Others’ use compels us subtly and pervasively: it makes us users, too. As Americans adopted cars for commuting, road- and home-builders pushed into terrain that had previously been too remote. American families became increasingly suburban; stores and jobs followed. At this point, owning a car is, for many of us, no longer optional. Only unusual circumstances, such as the density of Manhattan, or forceful government policies, such as subsidized mass transit, enable the realistic possibility of going carless. Similarly, when enough Americans got cell phones, major telephone companies tore out public phone booths, further nudging the rest of us to sign up for mobiles. (Some specialized companies still provide coin-operated phones for the poor, just as check-cashing businesses offer quasi-banking services.)

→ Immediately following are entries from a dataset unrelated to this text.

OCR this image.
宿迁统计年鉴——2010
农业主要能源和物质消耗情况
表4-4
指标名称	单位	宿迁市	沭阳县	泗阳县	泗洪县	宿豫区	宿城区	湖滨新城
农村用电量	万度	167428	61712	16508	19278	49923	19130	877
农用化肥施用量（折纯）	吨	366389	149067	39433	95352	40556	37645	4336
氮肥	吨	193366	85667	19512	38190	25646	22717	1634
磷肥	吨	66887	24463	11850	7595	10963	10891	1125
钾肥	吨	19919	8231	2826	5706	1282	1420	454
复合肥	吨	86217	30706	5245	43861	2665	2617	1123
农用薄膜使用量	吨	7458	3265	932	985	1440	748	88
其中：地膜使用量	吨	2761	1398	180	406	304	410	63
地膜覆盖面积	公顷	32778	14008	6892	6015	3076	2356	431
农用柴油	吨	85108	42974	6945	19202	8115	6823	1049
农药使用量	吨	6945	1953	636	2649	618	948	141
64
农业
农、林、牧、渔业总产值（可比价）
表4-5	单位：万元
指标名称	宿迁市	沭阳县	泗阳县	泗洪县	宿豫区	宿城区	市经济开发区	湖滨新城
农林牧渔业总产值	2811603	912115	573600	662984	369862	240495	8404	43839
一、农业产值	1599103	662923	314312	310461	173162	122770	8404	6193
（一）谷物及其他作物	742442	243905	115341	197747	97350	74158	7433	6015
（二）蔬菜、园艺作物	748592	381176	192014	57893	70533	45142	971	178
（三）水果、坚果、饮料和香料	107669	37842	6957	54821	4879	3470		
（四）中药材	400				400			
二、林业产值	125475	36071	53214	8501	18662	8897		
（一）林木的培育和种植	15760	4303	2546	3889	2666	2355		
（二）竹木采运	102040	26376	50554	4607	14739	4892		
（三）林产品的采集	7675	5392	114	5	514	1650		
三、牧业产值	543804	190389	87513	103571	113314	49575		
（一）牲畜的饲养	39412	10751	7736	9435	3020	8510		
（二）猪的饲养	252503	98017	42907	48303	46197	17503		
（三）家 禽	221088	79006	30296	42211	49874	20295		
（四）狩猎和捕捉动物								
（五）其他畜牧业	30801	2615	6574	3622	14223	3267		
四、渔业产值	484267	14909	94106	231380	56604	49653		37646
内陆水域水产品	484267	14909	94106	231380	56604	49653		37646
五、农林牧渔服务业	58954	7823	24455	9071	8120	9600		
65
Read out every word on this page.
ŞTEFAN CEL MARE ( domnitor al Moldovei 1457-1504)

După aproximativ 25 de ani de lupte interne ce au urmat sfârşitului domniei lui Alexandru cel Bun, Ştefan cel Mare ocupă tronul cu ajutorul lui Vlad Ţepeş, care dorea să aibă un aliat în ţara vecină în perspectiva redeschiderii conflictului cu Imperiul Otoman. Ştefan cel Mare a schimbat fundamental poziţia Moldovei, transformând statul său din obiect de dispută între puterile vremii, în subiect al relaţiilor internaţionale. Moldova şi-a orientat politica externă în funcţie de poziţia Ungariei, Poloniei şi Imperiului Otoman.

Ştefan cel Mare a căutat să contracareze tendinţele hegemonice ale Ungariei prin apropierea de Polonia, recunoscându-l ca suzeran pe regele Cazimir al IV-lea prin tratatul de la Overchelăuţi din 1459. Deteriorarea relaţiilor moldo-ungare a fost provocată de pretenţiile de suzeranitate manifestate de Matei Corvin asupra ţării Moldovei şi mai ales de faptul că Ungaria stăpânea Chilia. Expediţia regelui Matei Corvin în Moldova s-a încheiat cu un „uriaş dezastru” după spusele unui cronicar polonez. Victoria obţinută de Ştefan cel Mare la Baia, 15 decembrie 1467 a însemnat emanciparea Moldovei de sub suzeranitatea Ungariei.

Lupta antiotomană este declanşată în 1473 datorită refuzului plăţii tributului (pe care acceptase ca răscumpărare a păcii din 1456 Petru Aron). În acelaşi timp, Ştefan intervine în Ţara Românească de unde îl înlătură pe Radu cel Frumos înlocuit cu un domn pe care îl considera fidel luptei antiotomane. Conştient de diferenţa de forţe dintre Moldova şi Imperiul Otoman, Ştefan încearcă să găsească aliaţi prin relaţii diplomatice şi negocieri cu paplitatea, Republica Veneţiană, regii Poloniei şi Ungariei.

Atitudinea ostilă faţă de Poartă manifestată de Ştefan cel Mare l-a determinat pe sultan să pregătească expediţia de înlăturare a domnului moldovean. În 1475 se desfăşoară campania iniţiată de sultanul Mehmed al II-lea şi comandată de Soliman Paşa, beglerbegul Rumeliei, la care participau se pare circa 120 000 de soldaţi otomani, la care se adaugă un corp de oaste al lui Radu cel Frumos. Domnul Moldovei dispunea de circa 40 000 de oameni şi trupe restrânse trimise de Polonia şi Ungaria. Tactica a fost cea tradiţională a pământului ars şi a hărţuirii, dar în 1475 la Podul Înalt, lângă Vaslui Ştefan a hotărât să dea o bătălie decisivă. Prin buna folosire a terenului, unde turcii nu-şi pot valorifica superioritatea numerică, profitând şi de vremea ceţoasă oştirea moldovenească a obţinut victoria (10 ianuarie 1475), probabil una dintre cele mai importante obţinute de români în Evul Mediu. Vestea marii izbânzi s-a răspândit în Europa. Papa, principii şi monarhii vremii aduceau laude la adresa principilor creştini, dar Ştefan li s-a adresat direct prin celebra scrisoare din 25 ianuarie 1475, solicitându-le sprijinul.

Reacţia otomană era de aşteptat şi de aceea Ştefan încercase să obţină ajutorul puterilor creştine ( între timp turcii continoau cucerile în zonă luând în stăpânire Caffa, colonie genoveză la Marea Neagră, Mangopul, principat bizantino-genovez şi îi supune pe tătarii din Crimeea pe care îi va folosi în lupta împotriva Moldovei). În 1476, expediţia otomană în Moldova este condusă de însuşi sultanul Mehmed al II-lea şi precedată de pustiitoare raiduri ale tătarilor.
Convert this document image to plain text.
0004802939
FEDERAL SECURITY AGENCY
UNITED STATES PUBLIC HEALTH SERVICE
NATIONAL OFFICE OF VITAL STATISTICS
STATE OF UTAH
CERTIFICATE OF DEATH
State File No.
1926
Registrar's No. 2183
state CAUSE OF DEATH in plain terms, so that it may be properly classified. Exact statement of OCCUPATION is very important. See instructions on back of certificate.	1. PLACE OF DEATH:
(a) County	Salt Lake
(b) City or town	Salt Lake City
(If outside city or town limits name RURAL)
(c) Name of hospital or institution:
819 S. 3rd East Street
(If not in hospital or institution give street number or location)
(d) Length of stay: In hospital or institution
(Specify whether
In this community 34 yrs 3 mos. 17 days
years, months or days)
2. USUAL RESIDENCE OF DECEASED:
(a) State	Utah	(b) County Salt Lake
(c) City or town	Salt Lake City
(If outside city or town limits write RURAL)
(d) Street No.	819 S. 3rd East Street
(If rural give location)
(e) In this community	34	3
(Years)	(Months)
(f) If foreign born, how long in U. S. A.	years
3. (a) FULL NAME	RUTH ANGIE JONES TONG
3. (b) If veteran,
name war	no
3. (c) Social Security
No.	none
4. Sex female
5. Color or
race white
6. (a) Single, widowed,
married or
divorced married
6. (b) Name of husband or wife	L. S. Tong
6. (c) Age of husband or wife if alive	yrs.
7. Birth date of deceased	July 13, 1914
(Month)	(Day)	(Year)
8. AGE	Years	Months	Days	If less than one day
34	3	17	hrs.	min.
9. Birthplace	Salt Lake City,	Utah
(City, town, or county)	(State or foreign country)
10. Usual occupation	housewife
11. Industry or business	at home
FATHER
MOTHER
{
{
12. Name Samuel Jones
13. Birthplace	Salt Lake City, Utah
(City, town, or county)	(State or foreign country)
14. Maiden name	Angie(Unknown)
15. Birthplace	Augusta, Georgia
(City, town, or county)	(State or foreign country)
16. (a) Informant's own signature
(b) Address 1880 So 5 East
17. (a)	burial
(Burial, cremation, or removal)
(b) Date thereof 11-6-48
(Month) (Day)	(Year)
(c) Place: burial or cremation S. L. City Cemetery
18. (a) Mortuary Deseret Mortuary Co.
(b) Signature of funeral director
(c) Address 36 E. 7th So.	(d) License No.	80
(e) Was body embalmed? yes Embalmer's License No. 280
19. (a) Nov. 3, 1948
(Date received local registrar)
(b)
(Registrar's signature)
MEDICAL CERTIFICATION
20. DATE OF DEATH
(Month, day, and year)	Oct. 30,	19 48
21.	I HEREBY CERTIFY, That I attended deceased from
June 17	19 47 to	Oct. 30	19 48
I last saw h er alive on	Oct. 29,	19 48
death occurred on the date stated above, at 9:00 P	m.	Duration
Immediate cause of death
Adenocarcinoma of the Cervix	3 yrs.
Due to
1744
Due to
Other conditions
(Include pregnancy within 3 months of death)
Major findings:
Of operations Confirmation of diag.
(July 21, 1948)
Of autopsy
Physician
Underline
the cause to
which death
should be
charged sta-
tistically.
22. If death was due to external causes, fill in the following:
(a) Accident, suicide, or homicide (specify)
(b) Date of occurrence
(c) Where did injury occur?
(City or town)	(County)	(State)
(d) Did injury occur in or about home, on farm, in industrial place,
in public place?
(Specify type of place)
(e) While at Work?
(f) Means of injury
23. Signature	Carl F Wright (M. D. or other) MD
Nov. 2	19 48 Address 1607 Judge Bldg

So others’ use of new technologies does change our behavior. But are critics such as Turkle right to suggest that deploying these technologies will profoundly alter how we relate to each other? The evidence suggests not.

The communications scholar Keith Hampton and his colleagues obtained access to time-lapse films taken in 1979 and 1980 of four different public spaces: Philadelphia’s Chestnut Street between 10th and 11th Streets; Boston’s Downtown Crossing; and in New York City, a sidewalk next to Bryant Park and the steps of the Metropolitan Museum of Art. In 2008 and 2010, Hampton’s team filmed those same spaces at comparable times in comparable weather. They took additional pains to ensure that their procedure was similar to that of thirty years earlier. Then they coded in detail what could be seen in both sets of films.

The researchers saw roughly the same number of people per fifteen-second clip then and now; they saw a higher proportion of people “lingering” in 2008 and 2010; and they saw, in contrast to most speculations, that “there has been a decline in the tendency for people to spend time alone and a corresponding increase in the proportion of people in groups.” Except on Chestnut Street, which is largely a thoroughfare for commuting, the proportion of people who were by themselves declined notably.

What about the cell phone, that presumed destroyer of public sociability? There were none in 1980, of course. Hampton and colleagues found that no more than 10 percent of the people they filmed in 2008 and 2010 were talking or texting. Moreover, these individuals were overwhelmingly (except at the Met) by themselves. That is, phone users captured on film were rarely ignoring the people they were spending time with.

We are compelled, in the end, not by the device, but by others’ use of the device. Such compulsion is no different from other ways that groups press individuals. We generally wear the fashions that those in our circles wear lest we appear clueless; we keep up on the music or literature others in our circles follow lest we seem tasteless; and we empathize with what others in our circles feel lest we be judged heartless. These compulsions are social. And the range of human ways to be social is not likely to be transformed radically any time soon. The consequences of using new technologies are better understood similarly as social arrangements, not as the impacts of the devices themselves.